Jacques Chirac : C’est depuis longtemps une sérieuse préoccupation et c’est pourquoi en 1984 j’ai engagé une importante réforme de notre dispositif d’adduction, de traitement et de distribution de notre eau potable. L’un des objectifs est de réduire les déperditions d’eau qui étaient de 300 000 mètres cubes par jour en 1976, soit le tiers de l’eau que nous produisons. Grâce aux travaux réalisés depuis cinq ans pour rénover les canalisations et les joints d’un réseau qui a, je le rappelle, plus de cent ans d’âge, nous avons réussi à réduire ces déperditions de près de la moitié et nous avons pour objectif d’abaisser ce taux à 10 % de déperdition en 1991.
France-Soir : Et pour renforcer la qualité ?

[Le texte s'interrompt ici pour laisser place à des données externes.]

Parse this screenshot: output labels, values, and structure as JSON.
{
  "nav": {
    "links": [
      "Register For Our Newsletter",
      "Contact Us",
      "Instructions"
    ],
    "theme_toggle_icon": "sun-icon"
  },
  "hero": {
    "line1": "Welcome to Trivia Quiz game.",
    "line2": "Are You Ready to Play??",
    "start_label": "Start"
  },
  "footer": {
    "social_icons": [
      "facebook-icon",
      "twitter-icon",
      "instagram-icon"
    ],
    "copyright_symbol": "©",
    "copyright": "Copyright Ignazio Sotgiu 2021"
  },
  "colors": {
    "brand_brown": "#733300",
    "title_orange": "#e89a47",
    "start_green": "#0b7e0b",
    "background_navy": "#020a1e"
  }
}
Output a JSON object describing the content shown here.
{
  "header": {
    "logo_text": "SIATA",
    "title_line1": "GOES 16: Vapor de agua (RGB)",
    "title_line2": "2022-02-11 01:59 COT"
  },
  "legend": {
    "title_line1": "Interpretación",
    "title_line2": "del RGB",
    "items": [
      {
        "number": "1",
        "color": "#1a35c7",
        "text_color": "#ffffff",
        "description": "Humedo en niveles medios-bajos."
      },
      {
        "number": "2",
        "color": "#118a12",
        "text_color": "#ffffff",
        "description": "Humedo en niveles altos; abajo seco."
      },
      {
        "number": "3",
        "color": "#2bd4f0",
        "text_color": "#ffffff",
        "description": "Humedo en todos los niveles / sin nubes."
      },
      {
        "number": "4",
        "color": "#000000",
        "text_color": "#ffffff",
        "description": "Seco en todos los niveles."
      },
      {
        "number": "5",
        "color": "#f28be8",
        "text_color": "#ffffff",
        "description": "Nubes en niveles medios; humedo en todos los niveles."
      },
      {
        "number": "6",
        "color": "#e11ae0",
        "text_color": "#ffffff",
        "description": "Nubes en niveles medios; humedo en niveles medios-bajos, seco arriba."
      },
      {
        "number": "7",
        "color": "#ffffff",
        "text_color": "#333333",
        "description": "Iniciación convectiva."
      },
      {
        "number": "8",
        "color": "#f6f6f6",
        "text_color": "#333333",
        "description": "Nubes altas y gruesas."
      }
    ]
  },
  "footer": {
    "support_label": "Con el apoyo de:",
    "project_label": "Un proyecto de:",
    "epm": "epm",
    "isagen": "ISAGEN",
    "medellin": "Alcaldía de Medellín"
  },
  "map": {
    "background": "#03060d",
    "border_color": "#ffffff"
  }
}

Jacques Chirac : Nous rénovons successivement nos trois usines de traitement de l’eau de rivière : la filière de traitement de l’usine d’Orly a été améliorée et modernisée dès 1988 ; l’usine d’Ivry sera complètement rénovée fin 1991, puis la rénovation complète de l’usine de Saint-Maur sera engagée dès 1992. Par anticipation sur ces travaux, une unité de traitement par l’ozone y est en cours de réalisation.
France-Soir : Vous avez annoncé lors des Journées de l’eau la réalisation d’une grande canalisation qui conduirait directement l’eau peu polluée des barrages vers Paris. Pouvez-vous en préciser l’objectif ?
Jacques Chirac : La Ville de Paris tire son eau pour moitié de pompage en Seine ou en Marne et pour une autre moitié de sources réparties dans un rayon de 150 kilomètres autour de Paris. Ces deux provenances de notre eau sont satisfaisantes, mais, il faut bien le dire, commencent à nous préoccuper en raison de leur vulnérabilité à différentes formes nouvelles de pollution (fertilisants, pesticides, pollutions pluviales, pollutions accidentelles…). Donc, là encore, nous avons le devoir de penser à l’avenir, et il nous faut reprendre des projets qui avaient été imaginés au début du siècle. Mais entre-temps nous avons réalisé ces importantes retenues d’eau que sont les barrages-réservoirs à environ 200 kilomètres de Paris. C’est pourquoi je demande que l’on étudie la réalisation d’une conduite d’alimentation en eau potable qui aurait pour avantage de ne pas perdre d’eau en cours de route, donc de l’économiser, et de ne pas la polluer pendant son transport. De tels systèmes existent à New York, Los Angeles et Stuttgart et nous allons les étudier de près.